Desde esa fragilidad puede comenzar un itinerario de conocimiento de Dios, que
es también un camino de conocimiento de nosotros mismos. Cada día hay
circunstancias que nos muestran nuestra debilidad y las dificultades para
encontrar los caminos de Dios. Como
en la teofanía del Horeb, tenemos que descalzarnos
simbólicamente para hacernos conscientes de nuestra propia fragilidad. Hacerlo nos acerca al Dios que se nos
revela.
Preparar
el camino implica renuncias. Estar en actitud de espera puede suponer pérdidas,
pero con la esperanza de encontrar un tesoro que nos va a hacer dejar todo por
él (Mt 13,44). La clave para superar la negatividad de las renuncias es
encontrar emociones positivas más poderosas. Todo lo que se deja en el camino
se va a recuperar después. La renuncia puede ser crecimiento. Como dice San
Juan de la Cruz en el Cántico Espiritual, “ni cogeré las flores ni
temeré las fieras”. Es para ganar en libertad, caer en la cuenta de que somos
libres. Tenemos que hacer nuestro propio camino vital. Definirnos por las
expectativas de los demás sería estar bajo el yugo de la falta de libertad.
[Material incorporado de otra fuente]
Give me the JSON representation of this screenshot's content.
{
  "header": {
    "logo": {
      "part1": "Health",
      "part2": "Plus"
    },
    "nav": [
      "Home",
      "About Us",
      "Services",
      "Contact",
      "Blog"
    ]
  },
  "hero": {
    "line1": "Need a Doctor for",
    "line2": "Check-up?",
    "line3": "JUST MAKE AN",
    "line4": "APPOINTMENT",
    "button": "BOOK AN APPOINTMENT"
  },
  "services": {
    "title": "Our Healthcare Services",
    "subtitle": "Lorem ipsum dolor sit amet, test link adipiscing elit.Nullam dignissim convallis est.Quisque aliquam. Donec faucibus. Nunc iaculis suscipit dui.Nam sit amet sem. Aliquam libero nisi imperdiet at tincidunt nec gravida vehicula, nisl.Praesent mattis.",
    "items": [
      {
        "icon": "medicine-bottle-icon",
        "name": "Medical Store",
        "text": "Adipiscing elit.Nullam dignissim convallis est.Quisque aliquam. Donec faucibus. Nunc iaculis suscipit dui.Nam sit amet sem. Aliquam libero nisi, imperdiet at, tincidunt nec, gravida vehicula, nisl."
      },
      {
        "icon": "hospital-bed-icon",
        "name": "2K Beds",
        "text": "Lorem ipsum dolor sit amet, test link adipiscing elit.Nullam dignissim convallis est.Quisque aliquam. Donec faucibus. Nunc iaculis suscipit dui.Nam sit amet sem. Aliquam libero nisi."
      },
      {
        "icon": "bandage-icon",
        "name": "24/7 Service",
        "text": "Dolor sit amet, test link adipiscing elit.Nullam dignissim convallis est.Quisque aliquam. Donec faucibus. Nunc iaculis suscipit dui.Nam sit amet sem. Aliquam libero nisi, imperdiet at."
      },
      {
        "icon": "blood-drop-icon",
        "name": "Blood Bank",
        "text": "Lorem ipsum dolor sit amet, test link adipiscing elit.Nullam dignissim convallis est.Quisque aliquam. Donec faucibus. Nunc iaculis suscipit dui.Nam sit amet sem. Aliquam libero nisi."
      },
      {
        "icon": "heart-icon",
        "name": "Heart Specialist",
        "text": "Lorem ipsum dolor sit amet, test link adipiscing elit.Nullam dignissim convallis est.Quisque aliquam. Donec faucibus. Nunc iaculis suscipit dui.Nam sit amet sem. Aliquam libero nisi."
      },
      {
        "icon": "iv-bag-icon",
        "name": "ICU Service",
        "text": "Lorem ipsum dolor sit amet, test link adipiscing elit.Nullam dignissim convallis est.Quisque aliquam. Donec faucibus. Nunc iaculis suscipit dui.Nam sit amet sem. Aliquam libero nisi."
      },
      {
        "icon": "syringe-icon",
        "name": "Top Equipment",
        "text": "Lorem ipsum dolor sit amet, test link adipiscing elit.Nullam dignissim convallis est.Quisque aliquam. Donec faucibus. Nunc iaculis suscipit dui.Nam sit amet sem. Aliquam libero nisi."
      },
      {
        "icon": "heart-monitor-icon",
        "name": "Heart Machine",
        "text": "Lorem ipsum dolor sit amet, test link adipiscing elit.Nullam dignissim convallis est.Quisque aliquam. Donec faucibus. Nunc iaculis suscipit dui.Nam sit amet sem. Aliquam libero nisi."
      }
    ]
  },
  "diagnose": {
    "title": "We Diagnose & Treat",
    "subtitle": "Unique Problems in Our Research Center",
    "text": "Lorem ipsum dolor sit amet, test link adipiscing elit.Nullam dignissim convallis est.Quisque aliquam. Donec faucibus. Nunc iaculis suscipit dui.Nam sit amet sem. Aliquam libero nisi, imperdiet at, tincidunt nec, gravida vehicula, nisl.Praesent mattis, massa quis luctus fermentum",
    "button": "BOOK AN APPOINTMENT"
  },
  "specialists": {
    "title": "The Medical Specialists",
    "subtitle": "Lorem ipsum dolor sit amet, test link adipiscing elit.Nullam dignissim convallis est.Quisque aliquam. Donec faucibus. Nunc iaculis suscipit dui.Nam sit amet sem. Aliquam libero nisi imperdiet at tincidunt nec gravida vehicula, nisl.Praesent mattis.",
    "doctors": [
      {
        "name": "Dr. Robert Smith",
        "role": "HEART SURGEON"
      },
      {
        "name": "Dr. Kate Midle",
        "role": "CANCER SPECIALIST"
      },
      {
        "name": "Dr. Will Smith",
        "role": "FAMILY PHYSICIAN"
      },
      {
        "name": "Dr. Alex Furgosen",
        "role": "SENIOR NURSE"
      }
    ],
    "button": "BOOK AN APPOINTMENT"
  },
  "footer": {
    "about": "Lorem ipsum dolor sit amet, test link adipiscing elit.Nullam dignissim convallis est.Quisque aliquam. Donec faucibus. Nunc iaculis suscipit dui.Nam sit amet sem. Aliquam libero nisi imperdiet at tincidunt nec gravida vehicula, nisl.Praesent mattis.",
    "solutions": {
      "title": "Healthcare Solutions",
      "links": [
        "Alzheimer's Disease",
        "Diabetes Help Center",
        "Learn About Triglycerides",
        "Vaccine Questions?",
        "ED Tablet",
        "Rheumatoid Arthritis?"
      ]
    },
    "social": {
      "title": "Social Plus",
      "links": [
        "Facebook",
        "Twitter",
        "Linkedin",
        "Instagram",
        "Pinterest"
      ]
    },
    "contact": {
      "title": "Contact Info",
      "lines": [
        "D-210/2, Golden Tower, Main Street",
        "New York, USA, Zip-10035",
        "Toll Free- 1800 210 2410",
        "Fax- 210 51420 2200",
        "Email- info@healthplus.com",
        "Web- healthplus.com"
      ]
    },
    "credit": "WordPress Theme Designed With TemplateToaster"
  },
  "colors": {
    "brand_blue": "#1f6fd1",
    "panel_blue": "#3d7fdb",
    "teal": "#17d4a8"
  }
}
Finalmente, preparar el camino es interiorizar que es una ruta circular. Previa a mi fe en Dios está la fe que Dios ha puesto en mí, como un doble camino de ida y vuelta. Eso es lo que da fundamento a nuestra espera y a nuestra vida. Como escribió Karl Rahner, “tal amor solo es posible porque Dios desciende personalmente al mundo. El resultado es que el amor ascendente que nosotros tenemos a Dios es siempre complemento de la bajada de Dios al mundo”. Ese amor que desciende y que viene a nosotros es fuente de nuestra esperanza y de nuestra alegría. Asimilando lo que dice Pablo en la carta a los Romanos citada al principio, que la esperanza de un nuevo Adviento nos tenga alegres.